Source: HRO.org (info)
Deputy Dmitry Gudkov is wrong – as yet there will be no summary fines for NGOs issued by the police, although the police will have powers to forcibly take NGO staff to a police station and subject them to a search of their person. On 7 October a statement by State Duma deputy Dmitry Gudkov appeared in the media, in which he was quoted as saying that a bill has been passed in its first reading allowing the police without a court decision to fine NGOS up to 500,000 roubles (£10,000).

But actually it is not really like that. According to Article 23.1 of the Administrative Code of the Russian Federation only judges can bring a case under Article 19.34 of the Administrative Code. Therefore, under this Article, only a court can issue a fine of half a million roubles (or of any other amount).

However, the bill passed in its first reading is still very bad for NGOS for two reasons: 

1) The police, together with the Ministry of Justice, currently have the right to draw up a protocol concerning administrative violations under under the controversial Article 19.34 of the Administrative Code. Why is it controversial? Because even Justice Minister Aleksandr Konovalov, who has a PhD in law, recognises the poor quality of the law, for violations of which NGOS are being fined, and will continue to be fined. For example, on 16 January 2013, speaking in the State Duma, he noted the vagueness of the definition of "political activity": "As far as the definition of political activity is concerned, I think there will be controversy and debate all the way up to the Constitutional Court."

And this is not to mention the police officer, without any legal training, who will be empowered to draw up such protocols?
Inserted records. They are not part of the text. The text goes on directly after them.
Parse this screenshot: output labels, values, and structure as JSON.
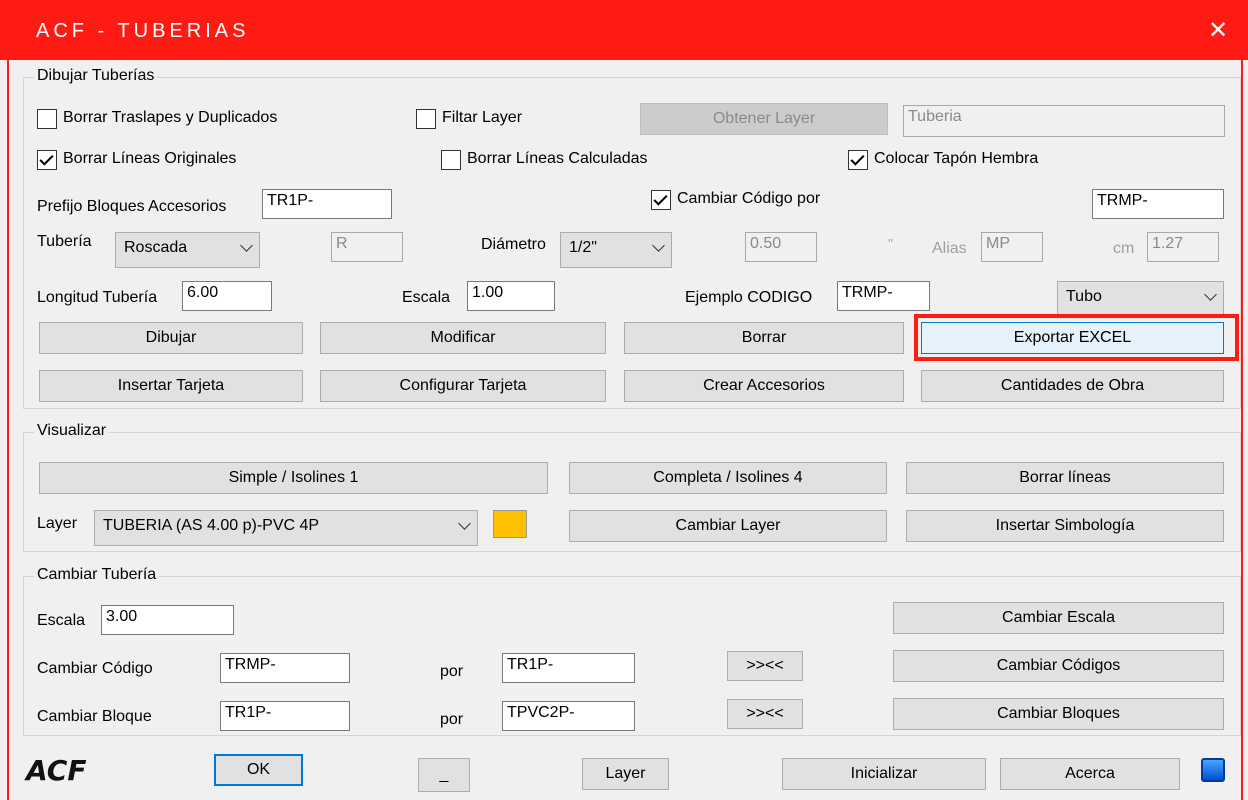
{
  "window": {
    "title": "ACF - TUBERIAS",
    "close_glyph": "✕"
  },
  "dibujar": {
    "legend": "Dibujar Tuberías",
    "borrar_traslapes": {
      "label": "Borrar Traslapes y Duplicados",
      "checked": false
    },
    "filtar_layer": {
      "label": "Filtar Layer",
      "checked": false
    },
    "obtener_layer_label": "Obtener Layer",
    "layer_value": "Tuberia",
    "borrar_originales": {
      "label": "Borrar Líneas Originales",
      "checked": true
    },
    "borrar_calculadas": {
      "label": "Borrar Líneas Calculadas",
      "checked": false
    },
    "colocar_tapon": {
      "label": "Colocar Tapón Hembra",
      "checked": true
    },
    "prefijo_label": "Prefijo Bloques Accesorios",
    "prefijo_value": "TR1P-",
    "cambiar_codigo": {
      "label": "Cambiar Código por",
      "checked": true
    },
    "cambiar_codigo_value": "TRMP-",
    "tuberia_label": "Tubería",
    "tuberia_selected": "Roscada",
    "tuberia_code": "R",
    "diametro_label": "Diámetro",
    "diametro_selected": "1/2\"",
    "diametro_value": "0.50",
    "inch_mark": "''",
    "alias_label": "Alias",
    "alias_value": "MP",
    "cm_label": "cm",
    "cm_value": "1.27",
    "longitud_label": "Longitud Tubería",
    "longitud_value": "6.00",
    "escala_label": "Escala",
    "escala_value": "1.00",
    "ejemplo_label": "Ejemplo CODIGO",
    "ejemplo_value": "TRMP-",
    "tipo_selected": "Tubo",
    "buttons": {
      "dibujar": "Dibujar",
      "modificar": "Modificar",
      "borrar": "Borrar",
      "exportar_excel": "Exportar EXCEL",
      "insertar_tarjeta": "Insertar Tarjeta",
      "configurar_tarjeta": "Configurar Tarjeta",
      "crear_accesorios": "Crear Accesorios",
      "cantidades_obra": "Cantidades de Obra"
    }
  },
  "visualizar": {
    "legend": "Visualizar",
    "buttons": {
      "simple": "Simple / Isolines 1",
      "completa": "Completa / Isolines 4",
      "borrar_lineas": "Borrar líneas",
      "cambiar_layer": "Cambiar Layer",
      "insertar_simbologia": "Insertar Simbología"
    },
    "layer_label": "Layer",
    "layer_selected": "TUBERIA (AS 4.00 p)-PVC 4P",
    "layer_color": "#ffc000"
  },
  "cambiar": {
    "legend": "Cambiar Tubería",
    "escala_label": "Escala",
    "escala_value": "3.00",
    "cambiar_codigo_label": "Cambiar Código",
    "codigo_from": "TRMP-",
    "codigo_por": "por",
    "codigo_to": "TR1P-",
    "cambiar_bloque_label": "Cambiar Bloque",
    "bloque_from": "TR1P-",
    "bloque_por": "por",
    "bloque_to": "TPVC2P-",
    "swap_label": ">><<",
    "buttons": {
      "cambiar_escala": "Cambiar Escala",
      "cambiar_codigos": "Cambiar Códigos",
      "cambiar_bloques": "Cambiar Bloques"
    }
  },
  "footer": {
    "logo_text": "ACF",
    "ok": "OK",
    "minimize": "_",
    "layer": "Layer",
    "inicializar": "Inicializar",
    "acerca": "Acerca"
  }
}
How will he decide whether the activities of the NGO are violations of the law? Responding to the bill, the Ministry of Justice referred to the danger of corruption that could result from "breadth of discretionary powers which is evidenced in the presence of overlapping powers among officials from federal and local authorities."

2) And most interesting of all, violations by “foreign agents” are considered to be in the same category as hooliganism. In drawing up the protocol of a violation, the police officer will be entitled to impose on the director or employee of an NGO whom they consider to be an offender all necessary measures such as removal to the police station, administrative detention, personal search, and a search of possessions. And this will make things seriously worse.